Cost, on the other hand, which is the worst reason to end the death penalty, does resonate - especially with legislators and (some) prosecutors.

Anonymous said...

The last time I checked with my abolitionist friends, they seemed to have a pretty realistic view of what would happen when it is demonstrated that an innocent person had been executed, despite all the procedural safeguards of the legal system. They don't view it as a silver bullet. There would be some people who would change their thinking. Not a lot. Maybe a few percent. But if support for the dp is at 75%, you aren't trying to convince 75%. You're trying to convince 26%. And a few percent would be a pretty big step toward that goal.

Gritsforbreakfast said...

Jeff Gamso writes, "Cost, on the other hand, which is the worst reason to end the death penalty, does resonate - especially with legislators and (some) prosecutors"

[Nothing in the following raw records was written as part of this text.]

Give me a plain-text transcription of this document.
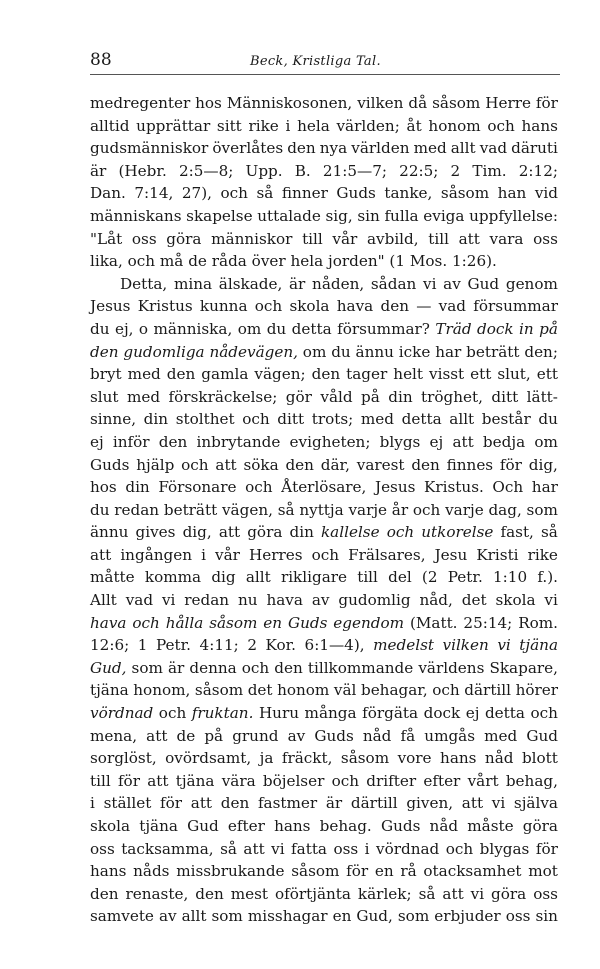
88	Beck, Kristliga Tal.
medregenter hos Människosonen, vilken då såsom Herre för
alltid upprättar sitt rike i hela världen; åt honom och hans
gudsmänniskor överlåtes den nya världen med allt vad däruti
är (Hebr. 2:5—8; Upp. B. 21:5—7; 22:5; 2 Tim. 2:12;
Dan. 7:14, 27), och så finner Guds tanke, såsom han vid
människans skapelse uttalade sig, sin fulla eviga uppfyllelse:
"Låt oss göra människor till vår avbild, till att vara oss
lika, och må de råda över hela jorden" (1 Mos. 1:26).
Detta, mina älskade, är nåden, sådan vi av Gud genom
Jesus Kristus kunna och skola hava den — vad försummar
du ej, o människa, om du detta försummar? Träd dock in på
den gudomliga nådevägen, om du ännu icke har beträtt den;
bryt med den gamla vägen; den tager helt visst ett slut, ett
slut med förskräckelse; gör våld på din tröghet, ditt lätt-
sinne, din stolthet och ditt trots; med detta allt består du
ej inför den inbrytande evigheten; blygs ej att bedja om
Guds hjälp och att söka den där, varest den finnes för dig,
hos din Försonare och Återlösare, Jesus Kristus. Och har
du redan beträtt vägen, så nyttja varje år och varje dag, som
ännu gives dig, att göra din kallelse och utkorelse fast, så
att ingången i vår Herres och Frälsares, Jesu Kristi rike
måtte komma dig allt rikligare till del (2 Petr. 1:10 f.).
Allt vad vi redan nu hava av gudomlig nåd, det skola vi
hava och hålla såsom en Guds egendom (Matt. 25:14; Rom.
12:6; 1 Petr. 4:11; 2 Kor. 6:1—4), medelst vilken vi tjäna
Gud, som är denna och den tillkommande världens Skapare,
tjäna honom, såsom det honom väl behagar, och därtill hörer
vördnad och fruktan. Huru många förgäta dock ej detta och
mena, att de på grund av Guds nåd få umgås med Gud
sorglöst, ovördsamt, ja fräckt, såsom vore hans nåd blott
till för att tjäna vära böjelser och drifter efter vårt behag,
i stället för att den fastmer är därtill given, att vi själva
skola tjäna Gud efter hans behag. Guds nåd måste göra
oss tacksamma, så att vi fatta oss i vördnad och blygas för
hans nåds missbrukande såsom för en rå otacksamhet mot
den renaste, den mest oförtjänta kärlek; så att vi göra oss
samvete av allt som misshagar en Gud, som erbjuder oss sin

How is it the "worst reason to end the death penalty" if it resonates most with legislators, prosecutors and other decision makers? The reason abolitionists consistently fail IMHO is that they not only want people to oppose the death penalty, too many insist that others oppose it for the same reasons they do, valuing ideological purity over results.

Jeff Gamso said...

I used to be known in some abolitionist circles as the guy who objected to a single-minded focus on moral arguments. Whatever works, I said; let 100 flowers bloom I, I said (quoting Mao). I still think that.

Testifying in the Ohio Senate one day on a death-penalty related bill, I pointed out, in a side comment while answering a question, that with budgets tight they could save a ton of money by abolishing the death penalty. One of the senators said that if it was the right thing to do, money shouldn't matter.

I think he was right about that (although wrong about thinking it the right thing to do). Money is among the worst reasons to anything involving the criminal justice system which ought to be about what is and isn't right and fair and respecting of individual rights (along with, yes, I know I haven't mentioned it yet, attention to public safety).

That doesn't make it a bad argument. Obviously it has significant force with legislators and the public. And I care a lot less about motive in these things than in result. But even in the world of pure public policy reasons for abolition, there are better reasons to do it than that it might save some cash.